Надежды Михаила Яковлевича оказались небезосновательными, и Петр Яковлевич быстро привлекает особенное внимание московских дам. Среди них следует в первую очередь назвать Екатерину Гавриловну Левашову, которая станет горячей поклонницей философии Петра Яковлевича. «Женщина эта, — говорил Герцен, — принадлежит к тем удивительным явлениям русской жизни, которые мирят с нею, которых все существование — подвиг, никому неведомый, кроме небольшого круга друзей. Сколько слез утерла она, сколько внесла утешений не в одну разбитую душу, сколько юных существований поддержала она и сколько сама страдала! «Она изошла любовью», — сказал мне Чаадаев, один из ближайших друзей ее…» Сама Левашова, тяжело больная женщина, писала в Сибирь своему двоюродному брату И. Д. Якушкину: «Любить и любить. Вот все, что я делаю в этом мире. Любить моего мужа, моих детей, моих друзей, любить все человечество, живо и свято интересоваться всем, что происходит с ним провиденциального…» Такая любовь, признается она в письмах к Ивану Дмитриевичу, вносит в ее душу не подвластное никакой поэзии очарование, дает мгновения беспредельного счастья. Иногда же она ей кажется чем-то вроде нервной горячки, разрушающей жизненные силы и дающей пример еще одной «непоследовательности человеческого существования».
Якушкина Екатерина Гавриловна считала своим первым другом, постоянно переписывалась с ним, посылая ему и его ссыльным товарищам необходимые книги, семена цветов, наставления по уходу за растениями. В Москве Левашева то и дело навещает жену и детей Ивана Дмитриевича, сообщая ему о них разные трогательные подробности. Близка она и с H. H. Шереметевой, называющей зятя «милым другом и сыном любезным» и не перестающей нежно заботиться о нем. Именно через воспоминания Якушкина и через рассказы Надежды Николаевны любвеобильная душа Екатерины Гавриловны сочувственно заинтересовалась терзаниями и угрюмым затворничеством Петра Яковлевича.

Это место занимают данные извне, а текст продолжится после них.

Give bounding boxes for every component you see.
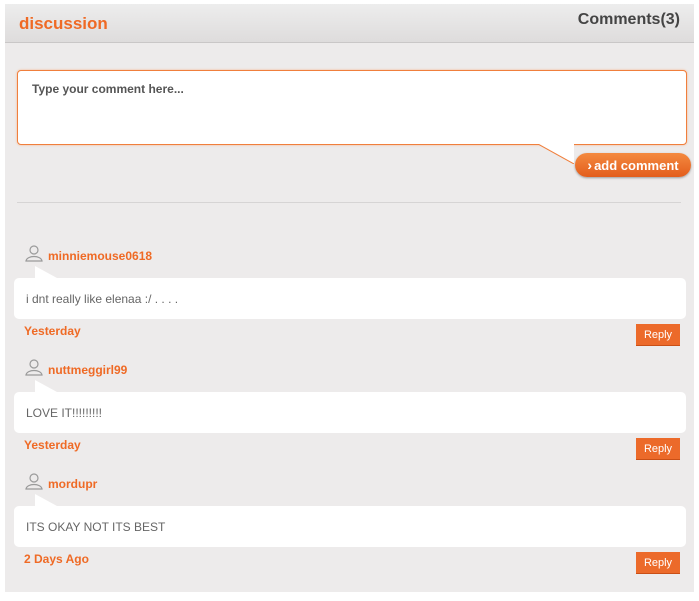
- comment-bubble: LOVE IT!!!!!!!!!: [14, 392, 686, 433]
- user-icon: [25, 473, 43, 490]
- reply-button[interactable]: Reply: [636, 324, 680, 346]
- add-comment-label: add comment: [594, 157, 679, 173]
- user-icon: [25, 245, 43, 262]
- comment-bubble: ITS OKAY NOT ITS BEST: [14, 506, 686, 547]
- comment-timestamp: 2 Days Ago: [24, 552, 89, 566]
- comment-text: ITS OKAY NOT ITS BEST: [26, 520, 166, 534]
- bubble-notch: [35, 266, 57, 278]
- reply-button[interactable]: Reply: [636, 552, 680, 574]
- comment-item: nuttmeggirl99 LOVE IT!!!!!!!!! Yesterday…: [5, 358, 694, 468]
- comment-box-tail: [538, 144, 574, 164]
- bubble-notch: [35, 380, 57, 392]
- add-comment-button[interactable]: › add comment: [575, 153, 691, 177]
- comment-item: minniemouse0618 i dnt really like elenaa…: [5, 244, 694, 354]
- comments-count[interactable]: Comments(3): [578, 11, 680, 29]
- comment-input-placeholder: Type your comment here...: [32, 82, 184, 96]
- comment-username[interactable]: minniemouse0618: [48, 249, 152, 263]
- divider: [17, 202, 681, 203]
- comment-timestamp: Yesterday: [24, 324, 81, 338]
- discussion-header: discussion Comments(3): [5, 4, 694, 43]
- comment-username[interactable]: nuttmeggirl99: [48, 363, 127, 377]
- bubble-notch: [35, 494, 57, 506]
- chevron-right-icon: ›: [587, 157, 593, 173]
- reply-button[interactable]: Reply: [636, 438, 680, 460]
- comment-item: mordupr ITS OKAY NOT ITS BEST 2 Days Ago…: [5, 472, 694, 582]
- comment-text: LOVE IT!!!!!!!!!: [26, 406, 103, 420]
- comment-bubble: i dnt really like elenaa :/ . . . .: [14, 278, 686, 319]
- comment-input[interactable]: Type your comment here...: [17, 70, 687, 145]
- discussion-panel: discussion Comments(3) Type your comment…: [5, 4, 694, 592]
- user-icon: [25, 359, 43, 376]
- comment-timestamp: Yesterday: [24, 438, 81, 452]
- discussion-title: discussion: [19, 14, 108, 33]
- comment-text: i dnt really like elenaa :/ . . . .: [26, 292, 179, 306]
- comment-username[interactable]: mordupr: [48, 477, 97, 491]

О близком приятеле ее любимого двоюродного брата, несомненно, рассказывали и гости большого дома на Новой Басманной, где она жила вместе с мужем Николаем Васильевичем Левашевым (их владения в разных губерниях включали около 4 тысяч крепостных) и шестью детьми. По словам московского жандармского генерала Перфильева, писавшего в 1836 году донесения петербургскому начальству в связи с публикацией в «Телескопе» первого философического письма, Екатерина Гавриловна была «женщина уже не молодых лет, хорошо образованная, начитанная, с репутацией femme savante[22]; образ жизни ведет довольно уединенный и, имея дочерей взрослых, редко показывается в обществе. Сам г. Левашев слывет за человека ничтожного и в свете, и дома. Знакомство имеют большое…» Едва ли не до самой кончины постоянно приходил к ней в гости Василий Львович Пушкин, украшавший семейный альбом стихотворными экспромтами. Среди многочисленных ее посетителей находились и известные завсегдатаи Английского клуба И. И. Дмитриев, М. Ф. Орлов, М. А. Салтыков. Последний, считавшийся чуть ли не членом семьи, по всей вероятности, и познакомил непосредственно хозяйку дома с Чаадаевым еще до того, как тот стал выезжать в свет.